Aquí vi cobrar vida el mensaje evangélico de la acogida: nadie es rechazado. Incluso quienes llevan a cuestas historias de drogas, prostitución o violencia extrema encuentran un lugar, una sonrisa, una posibilidad. La máxima aceptación, sin juicio, es la base sobre la que los Salesianos de Cúcuta están reconstruyendo la esperanza para estos jóvenes de frontera.
Otra etapa muy significativa en este viaje fue Medellín, donde se encuentra una de las obras salesianas más conocidas: Ciudad Don Bosco. Es una gran casa que acoge a jóvenes provenientes de contextos muy complejos: ex miembros de la guerrilla, jóvenes apartados de sus familias y confiados al Estado por problemas de drogas, violencia o prostitución. Los Salesianos creen que ninguna historia está perdida.

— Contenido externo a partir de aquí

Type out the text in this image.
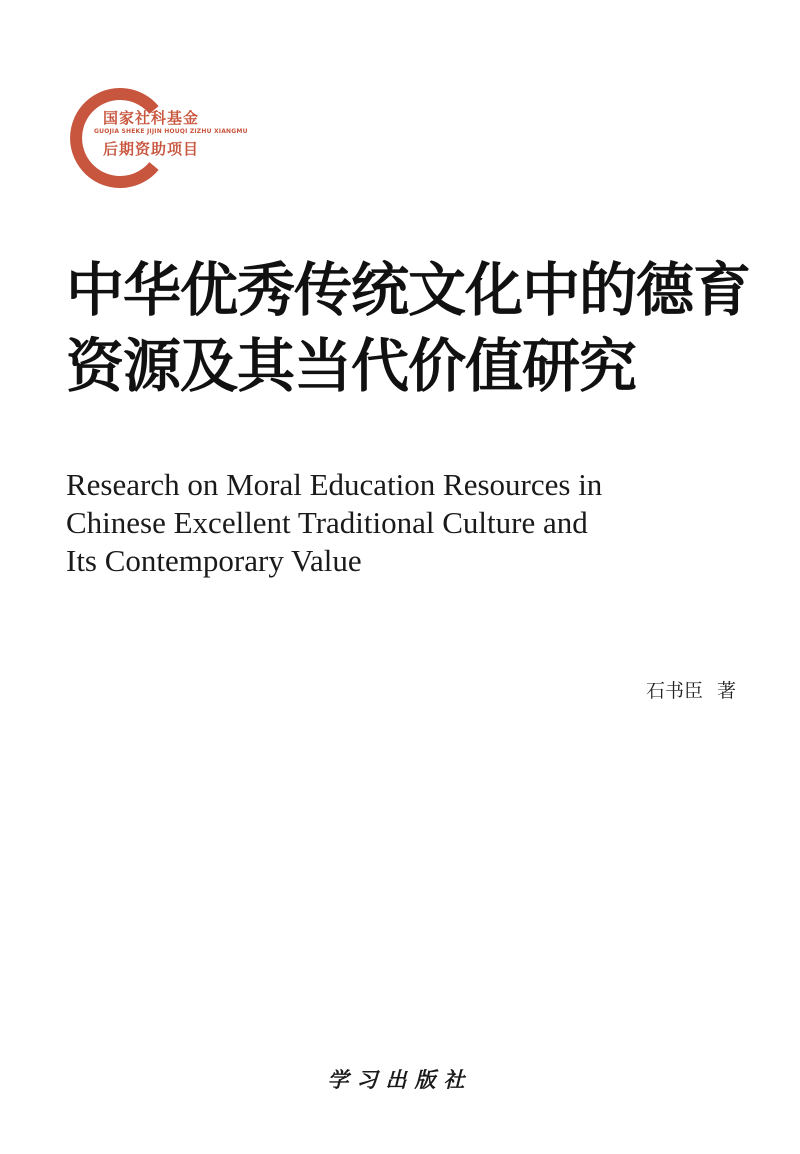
国家社科基金
GUOJIA SHEKE JIJIN HOUQI ZIZHU XIANGMU
后期资助项目
中华优秀传统文化中的德育
资源及其当代价值研究
Research on Moral Education Resources in
Chinese Excellent Traditional Culture and
Its Contemporary Value
石书臣 著
学习出版社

Antes de partir tuve la oportunidad de recoger las palabras de Esmeralda, una joven voluntaria que vivió durante algunos meses en Ciudad Don Bosco. Recuerdo nuestras largas conversaciones y sus hermosas reflexiones: «Cuando llegué sentí enseguida que ese lugar tenía un brillo diferente. No venía de los edificios ni de las personas que trabajan allí, sino de los propios jóvenes. En cada uno de ellos vi una pequeña luz que, unida a las demás, ilumina toda la casa».

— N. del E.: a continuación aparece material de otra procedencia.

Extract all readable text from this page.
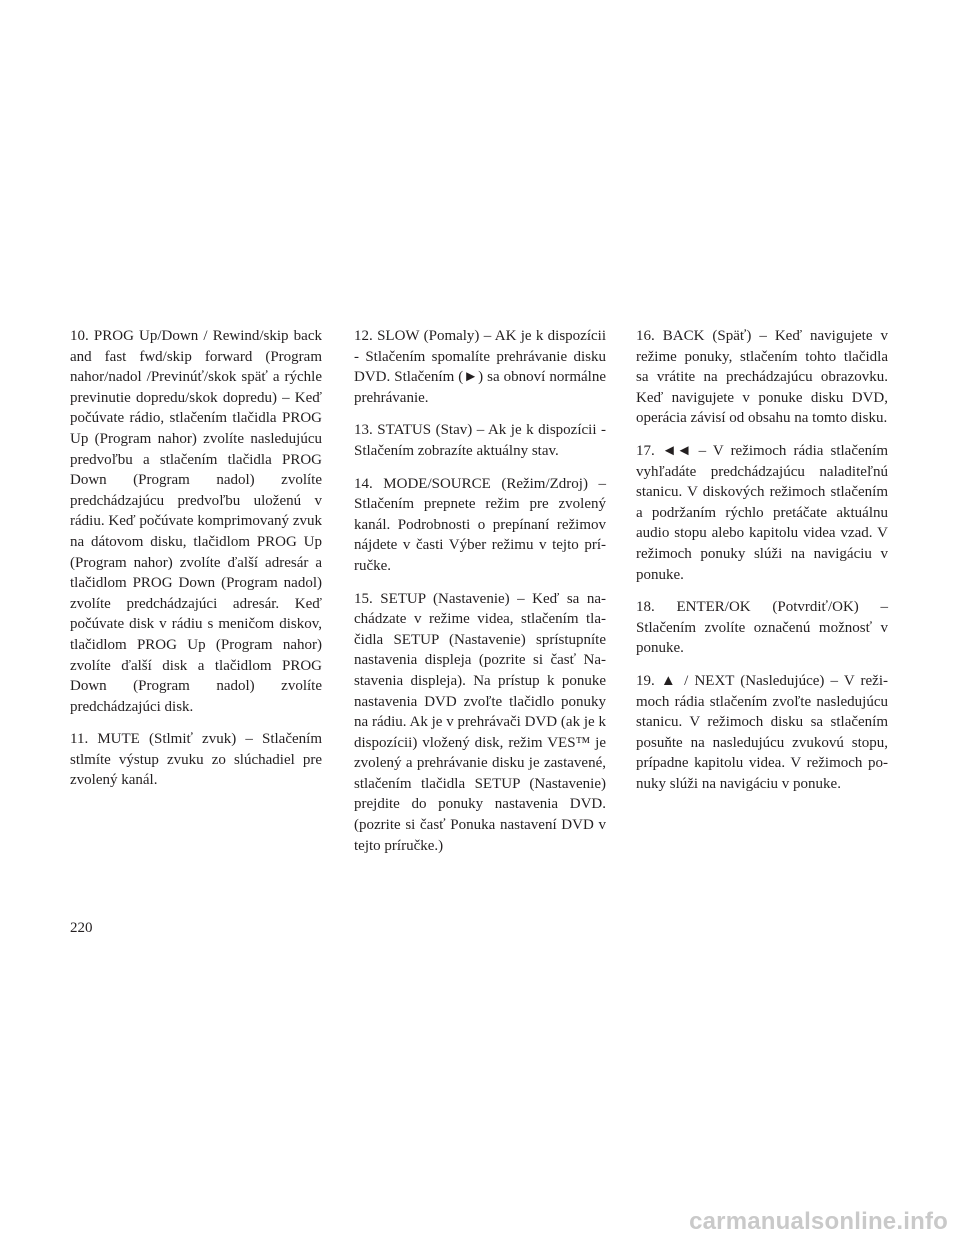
10. PROG Up/Down / Rewind/skip back and fast fwd/skip forward (Program nahor/nadol /Previnúť/skok späť a rýchle previnutie dopredu/skok dopredu) – Keď počúvate rádio, stlačením tlačidla PROG Up (Program nahor) zvolíte nasledujúcu predvoľbu a stlačením tlačidla PROG Down (Program nadol) zvolíte predchádzajúcu predvoľbu uloženú v rádiu. Keď počúvate komprimovaný zvuk na dátovom disku, tlačidlom PROG Up (Program nahor) zvolíte ďalší adresár a tlačidlom PROG Down (Program nadol) zvolíte predchádzajúci adresár. Keď počúvate disk v rádiu s meničom diskov, tlačidlom PROG Up (Program nahor) zvolíte ďalší disk a tlačidlom PROG Down (Program nadol) zvolíte predchádzajúci disk.

11. MUTE (Stlmiť zvuk) – Stlačením stlmíte výstup zvuku zo slúchadiel pre zvolený kanál.

12. SLOW (Pomaly) – AK je k dispozícii - Stlačením spomalíte prehrávanie disku DVD. Stlačením (►) sa obnoví normálne prehrávanie.

13. STATUS (Stav) – Ak je k dispozícii - Stlačením zobrazíte aktuálny stav.

14. MODE/SOURCE (Režim/Zdroj) – Stlačením prepnete režim pre zvolený kanál. Podrobnosti o prepínaní režimov nájdete v časti Výber režimu v tejto príručke.

15. SETUP (Nastavenie) – Keď sa nachádzate v režime videa, stlačením tlačidla SETUP (Nastavenie) sprístupníte nastavenia displeja (pozrite si časť Nastavenia displeja). Na prístup k ponuke nastavenia DVD zvoľte tlačidlo ponuky na rádiu. Ak je v prehrávači DVD (ak je k dispozícii) vložený disk, režim VES™ je zvolený a prehrávanie disku je zastavené, stlačením tlačidla SETUP (Nastavenie) prejdite do ponuky nastavenia DVD. (pozrite si časť Ponuka nastavení DVD v tejto príručke.)

16. BACK (Späť) – Keď navigujete v režime ponuky, stlačením tohto tlačidla sa vrátite na prechádzajúcu obrazovku. Keď navigujete v ponuke disku DVD, operácia závisí od obsahu na tomto disku.

17. ◄◄ – V režimoch rádia stlačením vyhľadáte predchádzajúcu naladiteľnú stanicu. V diskových režimoch stlačením a podržaním rýchlo pretáčate aktuálnu audio stopu alebo kapitolu videa vzad. V režimoch ponuky slúži na navigáciu v ponuke.

18. ENTER/OK (Potvrdiť/OK) – Stlačením zvolíte označenú možnosť v ponuke.

19. ▲ / NEXT (Nasledujúce) – V režimoch rádia stlačením zvoľte nasledujúcu stanicu. V režimoch disku sa stlačením posuňte na nasledujúcu zvukovú stopu, prípadne kapitolu videa. V režimoch ponuky slúži na navigáciu v ponuke.

220
carmanualsonline.info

En su servicio, Esmeralda aprendió que detrás de cada gesto hay una historia de dolor y esperanza: «Escuché relatos muy duros —decía— pero también vi sonrisas que nacen a pesar de todo. Comprendí que donde abunda el dolor puede nacer una gratitud más profunda, esa que te enseña a apreciar detalles que otros no notan».

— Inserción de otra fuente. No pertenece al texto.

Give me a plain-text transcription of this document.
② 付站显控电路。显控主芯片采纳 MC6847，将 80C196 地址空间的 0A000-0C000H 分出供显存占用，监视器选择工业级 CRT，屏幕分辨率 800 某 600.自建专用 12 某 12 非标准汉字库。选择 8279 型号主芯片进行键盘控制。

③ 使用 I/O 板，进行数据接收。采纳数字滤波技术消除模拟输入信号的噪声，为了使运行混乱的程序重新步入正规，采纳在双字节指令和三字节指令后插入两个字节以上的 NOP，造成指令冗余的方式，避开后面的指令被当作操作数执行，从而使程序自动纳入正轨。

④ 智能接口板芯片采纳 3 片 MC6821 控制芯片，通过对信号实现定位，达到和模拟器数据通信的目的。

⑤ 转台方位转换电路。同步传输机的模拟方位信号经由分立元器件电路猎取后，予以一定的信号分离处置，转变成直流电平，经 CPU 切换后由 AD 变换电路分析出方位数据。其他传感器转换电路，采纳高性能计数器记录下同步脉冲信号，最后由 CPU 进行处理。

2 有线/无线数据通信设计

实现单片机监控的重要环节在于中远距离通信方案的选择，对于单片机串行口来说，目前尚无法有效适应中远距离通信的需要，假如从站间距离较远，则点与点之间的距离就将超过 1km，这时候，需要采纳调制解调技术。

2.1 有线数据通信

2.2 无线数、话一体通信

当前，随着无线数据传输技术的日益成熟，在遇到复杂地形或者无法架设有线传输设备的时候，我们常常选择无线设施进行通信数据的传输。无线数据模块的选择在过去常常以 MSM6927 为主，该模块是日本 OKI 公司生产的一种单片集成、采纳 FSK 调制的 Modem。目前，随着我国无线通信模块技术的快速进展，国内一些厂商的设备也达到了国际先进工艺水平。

Luego usó una imagen que todavía llevo conmigo: “Reconocí a cada uno de esos jóvenes en su forma más auténtica, como diamantes o, como decimos en Colombia, ‘un diamante en bruto’. Para mí fue un regalo reconocer en ellos esta pureza oculta”.
Esmeralda concluía su relato con palabras que encierran la esencia del espíritu salesiano: «En tres meses en Ciudad Don Bosco aprendí que un vínculo verdadero no depende del tiempo pasado juntos, sino de la disponibilidad a abrir el corazón. Los jóvenes me enseñaron la fuerza del amor que no juzga, que acoge y que educa. Y comprendí que realmente se puede “vencer el mal con el amor”».
Finalmente, un día durante un simple almuerzo comunitario hubo un momento que encapsuló el sentido del viaje: un salesiano nombró dos iglesias de una zona que no recuerdo, pero dijo “Paz y Esperanza”; hablaba del hecho de que una obra salesiana se encuentra entre estos dos puntos. Parecía un detalle geográfico, pero para mí se convirtió en una síntesis perfecta: los Salesianos trabajan con la esperanza para construir la paz.
Fue emocionante descubrir que, al otro lado del mundo, después de más de doscientos años, el carisma de Don Bosco se vive al cien por cien, exactamente como él lo había imaginado: simple, alegre y concreto.